All doses of (±)-3,4-methylenedioxymethamphetamine hydrochloride (MDMA; NIDA, Research Triangle Park, NC), d-amphetamine sulfate (Sigma-Aldrich, St. Louis, MO), and methylphenidate hydrochloride (Mallinckrodt, St. Louis, MO) were calculated as free base and dissolved in 0.9% saline for administration. Injections were all administered intraperitoneally (i.p.) and equalized with 0.9% saline to a volume of 0.8 ml so that the total volume of injection would not vary between animals.
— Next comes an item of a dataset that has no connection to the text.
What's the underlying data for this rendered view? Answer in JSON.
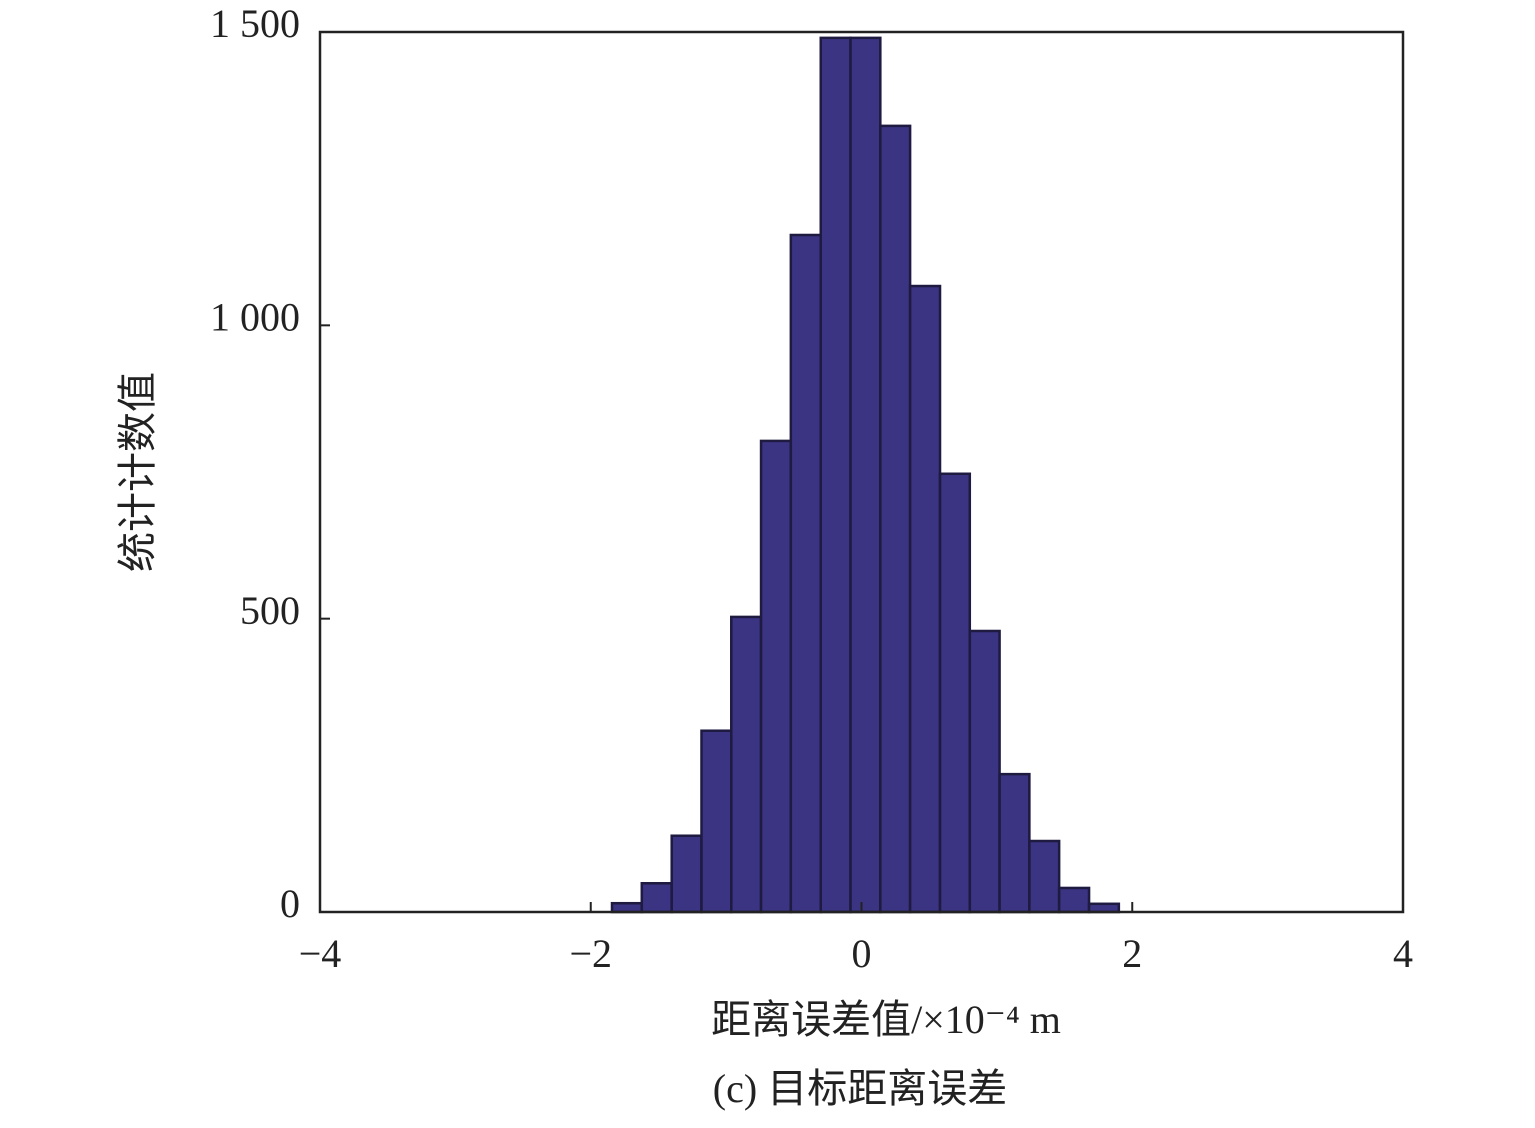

The acute locomotor effects of MDMA were evaluated by comparing all three MDMA-treated groups on experimental day 2 against the saline-treated group on experimental day 1. Sensitization to MDMA was determined by comparing activity scores from initial MDMA treatment (experimental day 2) with the activity scores recorded on the last day of MDMA maintenance (experimental day 7) and MDMA re-challenge days (experimental days 13 and 38). The presence of MDMA cross-sensitization to amphetamine or methylphenidate was determined between treatment groups by comparing the activity response to amphetamine challenge (experimental days 39) and methylphenidate challenge (experimental day 39) of the saline group (control group; animals pre-treated with saline) with the activity response to amphetamine/methylphenidate challenge of the MDMA-treated groups. Observations within groups were analyzed using one-way Analysis of Variance (ANOVA: treatment days) and post-hoc Fischer's LSD method. Observations between groups were compared using the Student's paired t-test. Statistical significance was set at p < 0.05 for all comparisons.